Researchers from the University of Bologna and ETH Zurich, including Jonas Kühne, Christian Vogt, Michele Magno, and Luca Benini, have developed a new system designed to enable accurate motion tracking on resource-constrained devices. Their work, titled “LEVIO: Lightweight Embedded Visual Inertial Odometry for Resource-Constrained Devices,” was published in the journal IEEE Transactions on Mobile Computing.
The team’s research focuses on creating a visual-inertial odometry (VIO) system that can operate efficiently on low-power hardware, such as micro-drones and smart glasses. VIO systems combine data from cameras and inertial measurement units (IMUs) to track the position and orientation of a device in real-time, without the need for external infrastructure. However, current state-of-the-art VIO systems often require significant computational resources, making them unsuitable for devices with limited processing power and energy capacity.
To address this challenge, the researchers developed LEVIO, a VIO pipeline optimized for ultra-low-power compute platforms. LEVIO incorporates established VIO components, such as ORB feature tracking and bundle adjustment, but emphasizes a computationally efficient architecture with parallelization and low memory usage. The team employed a hardware-software co-optimization approach to ensure that LEVIO could run in real-time on resource-constrained hardware.
The researchers validated LEVIO on a parallel-processing ultra-low-power RISC-V system-on-chip (SoC), achieving 20 frames per second (FPS) while consuming less than 100 milliwatts (mW) of power. They also benchmarked LEVIO against public VIO datasets, demonstrating that it offers a compelling balance between efficiency and accuracy. To encourage adoption and further research, the complete implementation of LEVIO has been released as open-source.

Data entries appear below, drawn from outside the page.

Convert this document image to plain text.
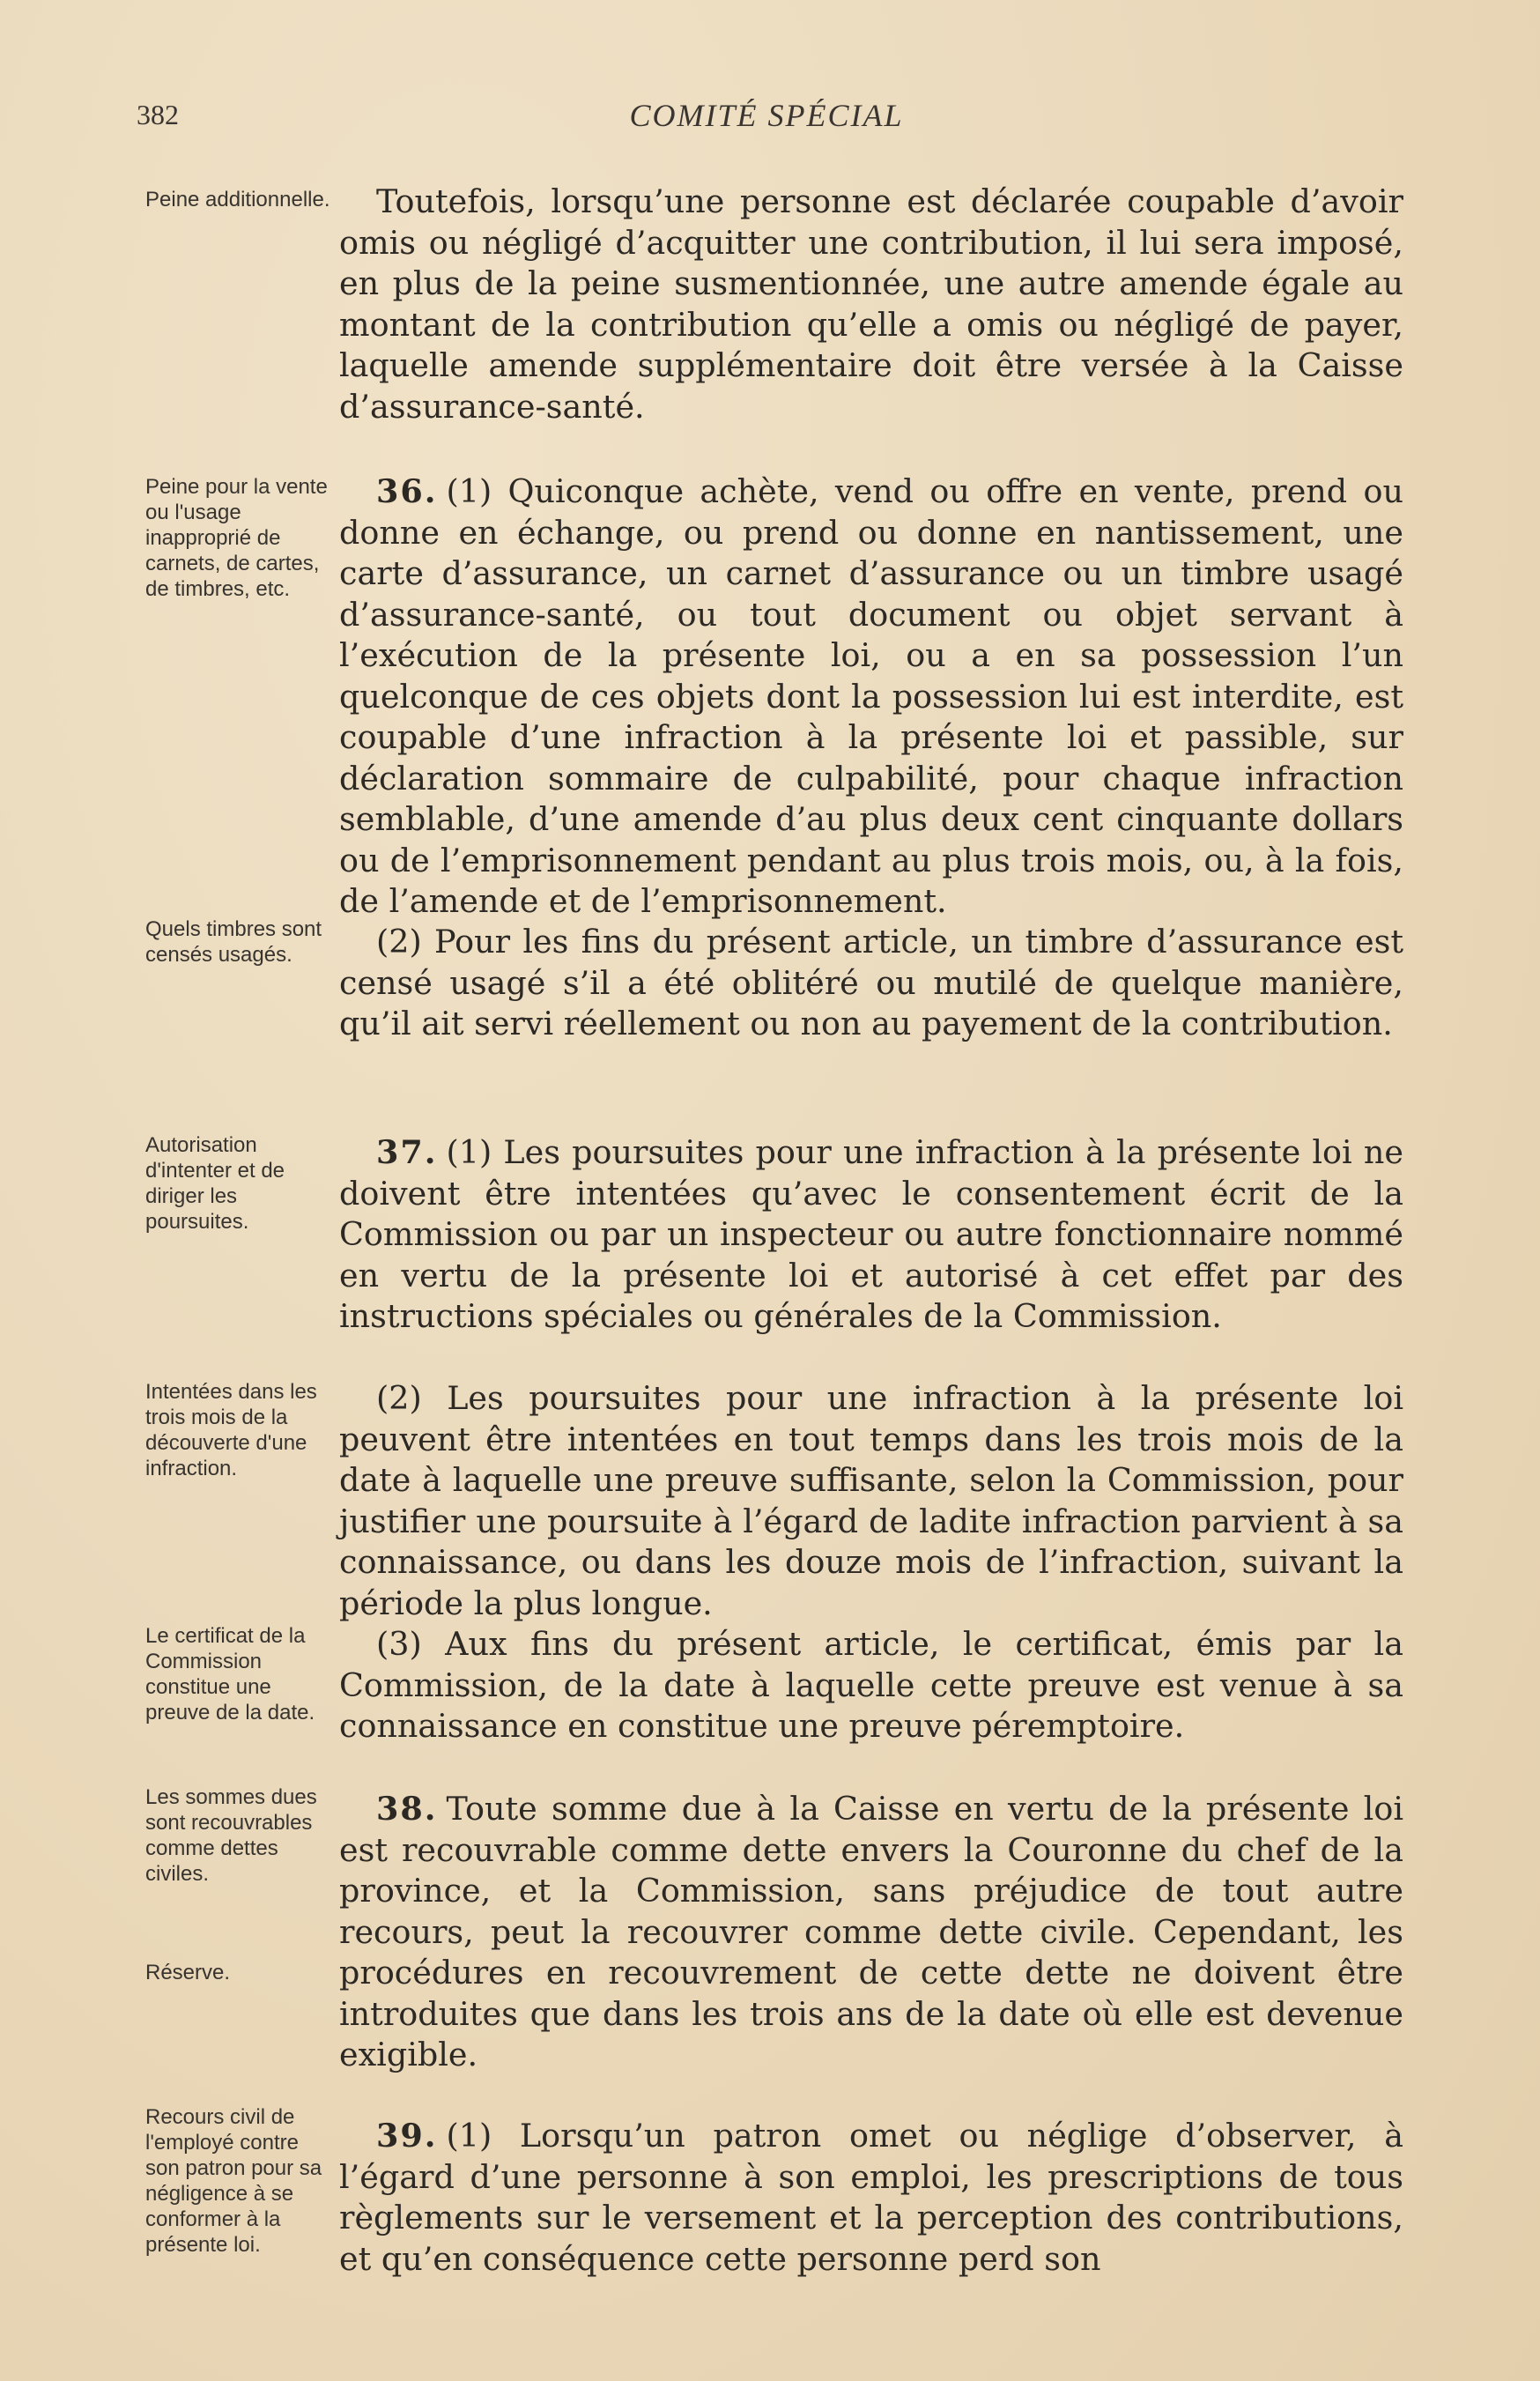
382	COMITÉ SPÉCIAL
Peine additionnelle.
Peine pour la vente ou l'usage inapproprié de carnets, de cartes, de timbres, etc.
Quels timbres sont censés usagés.
Autorisation d'intenter et de diriger les poursuites.
Intentées dans les trois mois de la découverte d'une infraction.
Le certificat de la Commission constitue une preuve de la date.
Les sommes dues sont recouvrables comme dettes civiles.
Réserve.
Recours civil de l'employé contre son patron pour sa négligence à se conformer à la présente loi.
Toutefois, lorsqu’une personne est déclarée coupable d’avoir omis ou négligé d’acquitter une contribution, il lui sera imposé, en plus de la peine susmentionnée, une autre amende égale au montant de la contribution qu’elle a omis ou négligé de payer, laquelle amende supplémentaire doit être versée à la Caisse d’assurance-santé.
36. (1) Quiconque achète, vend ou offre en vente, prend ou donne en échange, ou prend ou donne en nantissement, une carte d’assurance, un carnet d’assurance ou un timbre usagé d’assurance-santé, ou tout document ou objet servant à l’exécution de la présente loi, ou a en sa possession l’un quelconque de ces objets dont la possession lui est interdite, est coupable d’une infraction à la présente loi et passible, sur déclaration sommaire de culpabilité, pour chaque infraction semblable, d’une amende d’au plus deux cent cinquante dollars ou de l’emprisonnement pendant au plus trois mois, ou, à la fois, de l’amende et de l’emprisonnement.
(2) Pour les fins du présent article, un timbre d’assurance est censé usagé s’il a été oblitéré ou mutilé de quelque manière, qu’il ait servi réellement ou non au payement de la contribution.
37. (1) Les poursuites pour une infraction à la présente loi ne doivent être intentées qu’avec le consentement écrit de la Commission ou par un inspecteur ou autre fonctionnaire nommé en vertu de la présente loi et autorisé à cet effet par des instructions spéciales ou générales de la Commission.
(2) Les poursuites pour une infraction à la présente loi peuvent être intentées en tout temps dans les trois mois de la date à laquelle une preuve suffisante, selon la Commission, pour justifier une poursuite à l’égard de ladite infraction parvient à sa connaissance, ou dans les douze mois de l’infraction, suivant la période la plus longue.
(3) Aux fins du présent article, le certificat, émis par la Commission, de la date à laquelle cette preuve est venue à sa connaissance en constitue une preuve péremptoire.
38. Toute somme due à la Caisse en vertu de la présente loi est recouvrable comme dette envers la Couronne du chef de la province, et la Commission, sans préjudice de tout autre recours, peut la recouvrer comme dette civile. Cependant, les procédures en recouvrement de cette dette ne doivent être introduites que dans les trois ans de la date où elle est devenue exigible.
39. (1) Lorsqu’un patron omet ou néglige d’observer, à l’égard d’une personne à son emploi, les prescriptions de tous règlements sur le versement et la perception des contributions, et qu’en conséquence cette personne perd son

In the energy sector, LEVIO’s efficient motion tracking capabilities could be applied to various applications, such as monitoring and inspecting energy infrastructure, including power lines, wind turbines, and pipelines. Micro-drones equipped with LEVIO could perform these tasks more efficiently and with lower energy consumption, reducing operational costs and environmental impact. Additionally, LEVIO’s technology could enhance augmented reality (AR) applications in the energy sector, providing workers with real-time, hands-free access to critical information and improving safety and productivity.
The research was published in the journal IEEE Transactions on Mobile Computing, and the open-source implementation of LEVIO is available for further exploration and development.
This article is based on research available at arXiv.